HORS DES SENTIERS BATTUS T.1
Kinkerlitzchen – Allemagne – 2024
Genre : Érotique, Comédie
Dessinateur : Marie Sann
Scénariste : Marie Sann, Yann Krehl
Nombre de pages : 48 pages
Éditeur : Tabou
Date de sortie : 17 mai 2024
LE PITCH
Pour Lizzy, jeune étudiante, qui emménage pour ses études en colocation avec Elva une amie plus âgée et bien plus délurée qu’elle, le sexe et les relations amoureuses ne sont pas sa priorité. Mais lorsque la curiosité la pousse à visiter un sex-shop pour la première fois, Lizzy se décide à explorer sa sexualité. Des jouets sexuels aux applications de rencontres en passant par les premières expériences, elle essaie des choses nouvelles et sort des sentiers battus pour découvrir peu à peu un intérêt certain pour le côté le plus coquin du sexe.
A la recherche du plaisir
Après nous avoir fait découvrir la très talentueuse Elena Ominetti, Tabou met en avant une nouvelle artiste de l’érotisme illustrée : Marie Sann. Une dessinatrice allemande dont Hors des sentiers battus est le premier projet. Les amateurs de « sexualité saine » la connaissent sans doute déjà depuis un moment sous la signature Kinky Karrot.

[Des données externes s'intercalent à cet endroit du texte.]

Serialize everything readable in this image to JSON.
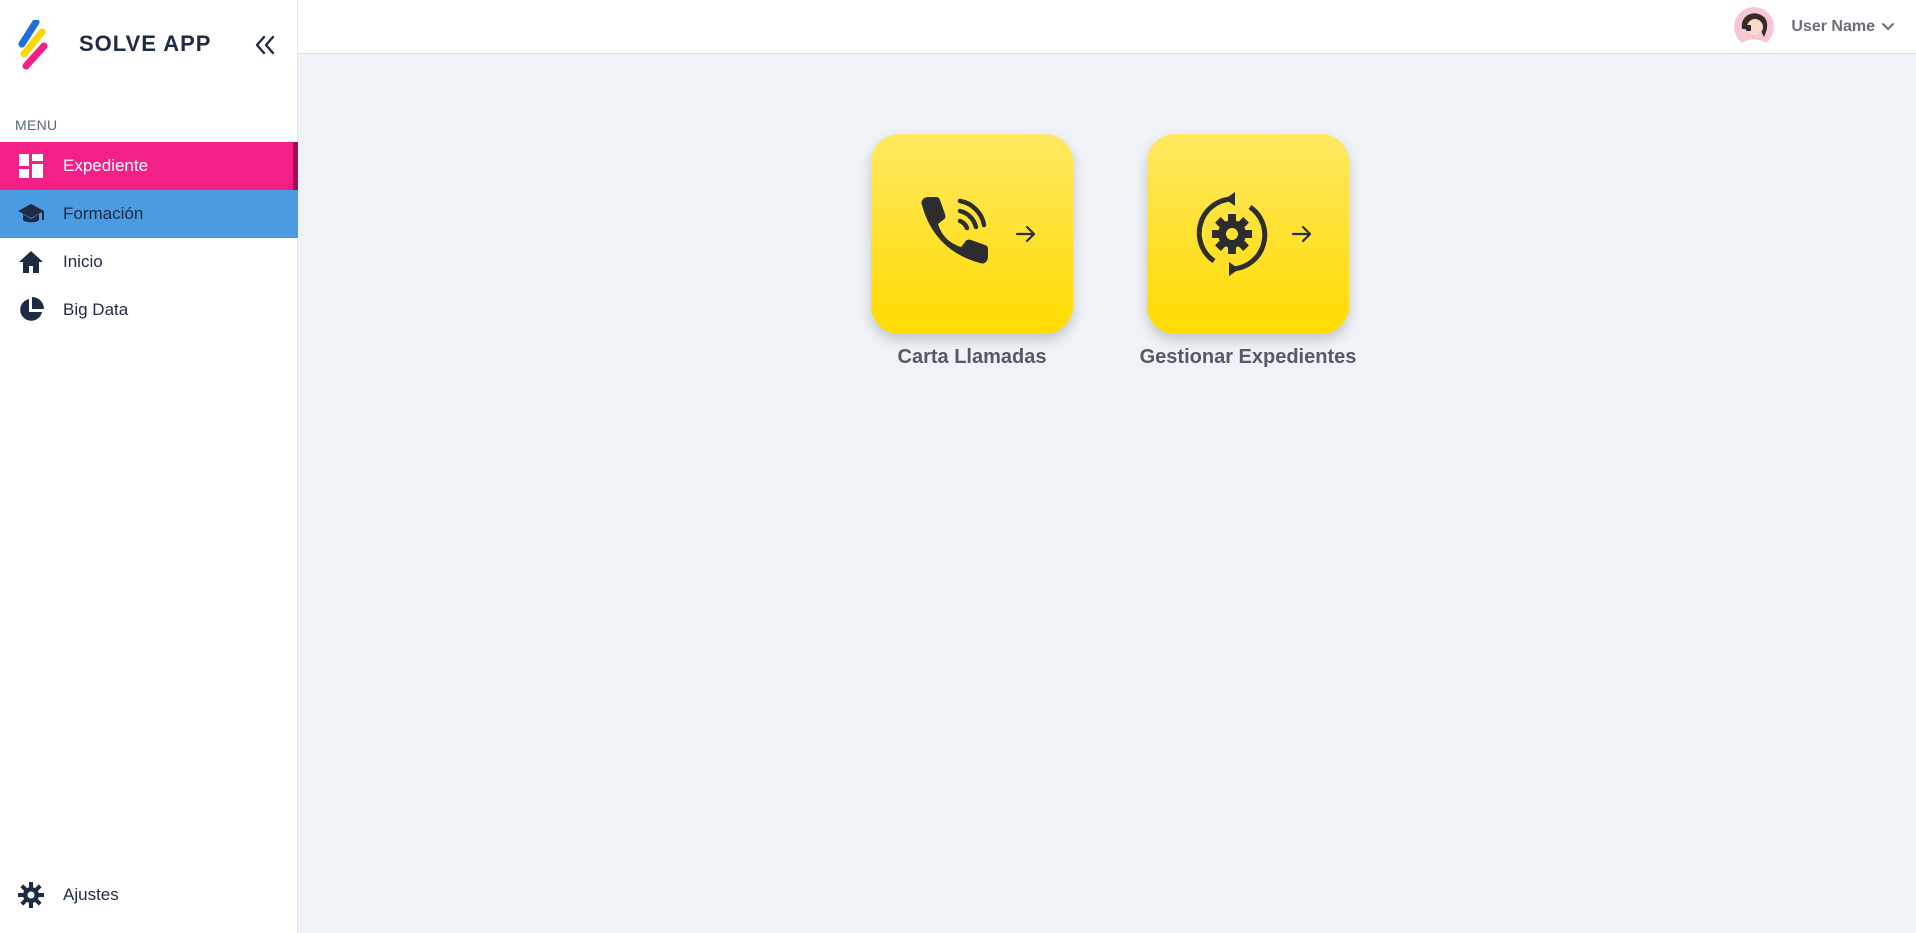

Lancée en 2018, la marque féministe Kinky Karrot était bien entendu une belle manière de mettre en avant les talents de Marie Sann, mais aussi une belle vitrine pour promouvoir une certaine vision, moderne, égalitaire et joyeuse de la sexualité. Blasée par sa découverte de la pornographie lambda, bien entendu essentiellement tournée vers des fantasmes et des représentations masculines, elle voulut effectivement mettre en avant une plus grande variété de représentations des corps, des sexualités, des pratiques tout en cultivant une grande curiosité pour les pratiques dites « kinky », l’utilisation de divers accessoires et une redécouverte du corps et ses désirs… féminins particulièrement. Après avoir produit de nombreuses illustrations pour quelques campagnes de pubs, pour des goodies persos ou pour des personnages ou couples souhaitant immortaliser leur sexualité, Marie Sahn est finalement passée à la production d’une première bande dessinée mis en avant sur la plateforme Patreon. Kinkerlitzchen en Allemagne ou Hors des sentiers battus en France (la version US arriverait sous peu), embrasse alors totalement la démarche de l’artiste, voir même ressemble à une concrétisation en contant la nouvelle vie d’une jeune femme, Lizzi, plutôt joyeuse, un peu gaffeuse, chaleureuse et curieuse, qui se met à raviver sa sexualité après une séparation.
« Ce n’est pas saaale ! »
Seule et donc indépendante, découvrant la Body Positivity elle se met comme jamais en connexion avec son corps et ses propres envies. Cela en passe par un (vite plusieurs) détour dans un magasin de sex toys situé presque en bas de la rue, par une première expérience lesbienne, par un essai, concluant, des effets du bondage, puis des prémisses encore assez gentillettes du S&M… La demoiselle s’amuse, expérimente et rencontre divers partenaires et plus uniquement dans le but de combler sa solitude ou son quotidien. Égrené par quelques discussions avec sa colocataire Elva, designeuse de lingerie qui se heurte aux diktat de la normalisation, et bientôt Sam qui mène des ateliers d’« observation de la vulve », Lizzie cherche aussi occasionnellement un boulot qu’elle perd aussitôt, tente de payer son loyer, rencontre quelques gentils partenaires ou organise une exposition féministe explicite dans le bar où elle fait serveuse. Quelques petites notes d’humour sont toujours présentes, mais Hors des sentiers battus a essentiellement deux buts : émoustiller naturellement, et initier son lectorat à une sexualité ouverte, variée et saine (les anti-woke peuvent remonter leur braguette). Le didactisme de l’opération n’est pas toujours des plus subtiles et les parenthèses sur le quotidien des personnages manquent d’un peu de piment, mais Hors des sentiers battus est une proposition réjouissante et charmante.
Et le style si particulier de Marie Sann n’y est sans doute pas pour rien, la candeur et les rondeurs toutes disneyennes, les couleurs flashy et guillerettes, qu’elle use n’empêche certainement pas les représentations très sexy et explicites de parties de jambes en l’air torrides, et joue très joliment sur la multiplicité des formes et des corps. Un album pétillant.